1959: Vision vom Kinderdorf

Eine neue Ära beginnt: Sr. Ingoberga und Erwin Knam kommen

Zugleich mit Schwester Ingoberga kam 1959 als geistlicher Direktor Erwin Knam in die Marienpflege. Schon in seinen ersten Wochen war in ihm der Gedanke aufgeblüht, der ihn rund 45 Jahre nicht mehr losgelassen hat: „Aus dem Waisenhaus muss ein Kinderdorf werden.“ Zwar wurde die Marienpflege weit und breit als das schönste Heim gerühmt, aber es war halt ein Heim in drei großen Gebäuden, ohne familienähnliche Wohnungen mit eigener Haustüre und Gärtchen. Zwar hatten die Kinder in den Schwestern bisher immer konstante, qualifizierte und zutiefst motivierte Bezugspersonen gehabt, doch konnte eine einzige Schwester die Sehnsucht von 30 und mehr Kindern in ihrer übergroßen Gruppe erfüllen?

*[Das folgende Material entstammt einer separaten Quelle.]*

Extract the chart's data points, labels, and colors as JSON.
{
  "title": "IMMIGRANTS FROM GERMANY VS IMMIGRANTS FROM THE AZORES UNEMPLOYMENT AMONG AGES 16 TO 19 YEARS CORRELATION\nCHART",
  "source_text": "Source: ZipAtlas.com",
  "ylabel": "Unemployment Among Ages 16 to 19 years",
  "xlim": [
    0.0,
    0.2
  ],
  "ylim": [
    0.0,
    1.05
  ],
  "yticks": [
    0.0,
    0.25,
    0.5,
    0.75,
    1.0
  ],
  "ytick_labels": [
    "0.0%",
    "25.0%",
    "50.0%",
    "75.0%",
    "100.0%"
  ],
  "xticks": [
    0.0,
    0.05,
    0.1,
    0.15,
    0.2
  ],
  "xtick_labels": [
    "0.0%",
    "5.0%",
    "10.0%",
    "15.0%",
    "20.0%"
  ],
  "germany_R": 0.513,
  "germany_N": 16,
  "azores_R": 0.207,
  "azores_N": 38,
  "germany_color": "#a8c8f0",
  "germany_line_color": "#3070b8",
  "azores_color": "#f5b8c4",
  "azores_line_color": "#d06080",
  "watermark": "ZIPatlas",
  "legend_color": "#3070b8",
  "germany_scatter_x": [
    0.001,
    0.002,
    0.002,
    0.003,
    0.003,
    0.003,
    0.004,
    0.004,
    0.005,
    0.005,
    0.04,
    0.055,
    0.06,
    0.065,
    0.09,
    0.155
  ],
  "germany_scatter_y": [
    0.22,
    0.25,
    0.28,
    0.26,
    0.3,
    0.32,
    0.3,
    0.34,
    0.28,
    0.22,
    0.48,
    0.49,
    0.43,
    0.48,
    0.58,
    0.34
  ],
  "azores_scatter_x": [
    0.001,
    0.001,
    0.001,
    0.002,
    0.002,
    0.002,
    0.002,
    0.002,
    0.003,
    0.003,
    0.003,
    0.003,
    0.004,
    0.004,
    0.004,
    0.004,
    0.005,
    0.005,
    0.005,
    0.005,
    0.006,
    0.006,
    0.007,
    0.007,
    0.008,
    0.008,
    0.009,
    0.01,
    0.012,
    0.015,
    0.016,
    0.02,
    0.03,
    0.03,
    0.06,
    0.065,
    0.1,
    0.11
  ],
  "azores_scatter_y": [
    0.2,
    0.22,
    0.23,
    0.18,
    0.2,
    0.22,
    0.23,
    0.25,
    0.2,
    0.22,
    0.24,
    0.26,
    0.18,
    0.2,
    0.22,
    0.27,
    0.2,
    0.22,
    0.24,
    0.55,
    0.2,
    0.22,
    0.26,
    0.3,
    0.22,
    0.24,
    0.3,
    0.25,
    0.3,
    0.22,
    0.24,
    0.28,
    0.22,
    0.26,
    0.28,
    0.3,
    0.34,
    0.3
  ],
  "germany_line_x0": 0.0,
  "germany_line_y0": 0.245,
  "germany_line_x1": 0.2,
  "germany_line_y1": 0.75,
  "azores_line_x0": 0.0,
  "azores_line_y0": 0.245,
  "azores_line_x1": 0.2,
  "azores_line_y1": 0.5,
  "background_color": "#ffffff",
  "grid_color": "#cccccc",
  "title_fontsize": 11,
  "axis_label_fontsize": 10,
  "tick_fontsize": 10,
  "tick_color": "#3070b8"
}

Immer wenn er von seiner Heimat über den Bodensee hinüberschaute ins Appenzeller Land, wurde er daran erinnert, dass dort nach dem Krieg das erste Kinderdorf der Welt für verlassene Kinder entstanden war. Wie wäre das schön, wenn auch die Marienpflege ein Kinderdorf mit kleinen Familiengruppen in einem dörflichen Lebens- und Lernfeld inmitten der Stadt werden könnte? Mitarbeiter, Schwestern, Verwaltungsrat und Kinder nahmen begeistert diese Idee auf und halfen auf jede ihnen mögliche Weise mit, sie zu verwirklichen. Besonders die Schwestern lebten in der Vorfreude, in einem Kinderdorf den Kindern noch besser Annahme und Beziehung, Fördern und Fordern, Heilen und Rückhalt geben zu können, denn die intakte Familie ist doch das idealste Vorbild nach Gottes Schöpfungsordnung auch für die Heimerziehung.

Schwestern und Kinder planten zusammen mit den Architekten Rothmaier & Tröster die ersten Entwürfe und brachten ihre Sehnsucht und Träume in die Realisierung des Kinderdorfs mit ein. Der Verwaltungsrat gab sofort grünes Licht.

Und die Finanzierung? Eigenkapital war keines vorhanden, nur Schulden. Die öffentlichen Zuschüsse waren gering, dafür das Vertrauen auf Gott und gute Menschen umso größer. So wurde schon 1960 ein Freundeskreis gegründet. Durch Hunderte von Predigten und Kinderdorffesten in vielen Gemeinden, in denen die Kinder Theater spielten und die Knabenkapelle Konzerte gab, konnten mehr als 5000 Freunde konnten gewonnen werden, die seitdem oft ihr ganzes Leben lang das Kinderdorf ermutigt und getragen haben. Wunder der Liebe und der Solidarität haben unsere Wohltäter in 30 Jahren den Kindern mit rund 50 Millionen DM geschenkt.

Um einen Bauplatz für das Kinderdorf auf dem Gelände der Marienpflege zu haben, musste zuerst der Bauernhof ausgesiedelt werden.

Die Schule als selbständiger Bereich

Um der starken Schulraumnot abzuhelfen, hat Sommer 1957-1959 den Franziskusbau errichtet. Das Grundanliegen von Erich Sommer war, die zumeist emotional geschädigten Kinder durch eine liebevoll gestaltete Umwelt und pädagogisch qualifizierte Erzieher zu beheimaten, ihnen durch Musik, Ballet, Theater, Sport und Fahrten Selbstwertgefühl zu vermitteln und die Integration der Marienpflege in die Stadt Ellwangen größtmöglichst zu fördern.

War bisher der Direktor gleichzeitig Heimleiter und der Schulleiter gewesen, so wurde seit 1959 die Schule ein selbständiger Bereich, dem Rektor Guido Nachbaur für Grund- Haupt- und Hilfsschule vorstand. Als Einstandsgeschenk konnte Nachbaur als erster Rektor den Franziskusbau einweihen mit Werkräumen, Klassenzimmern und einem Musiksaal.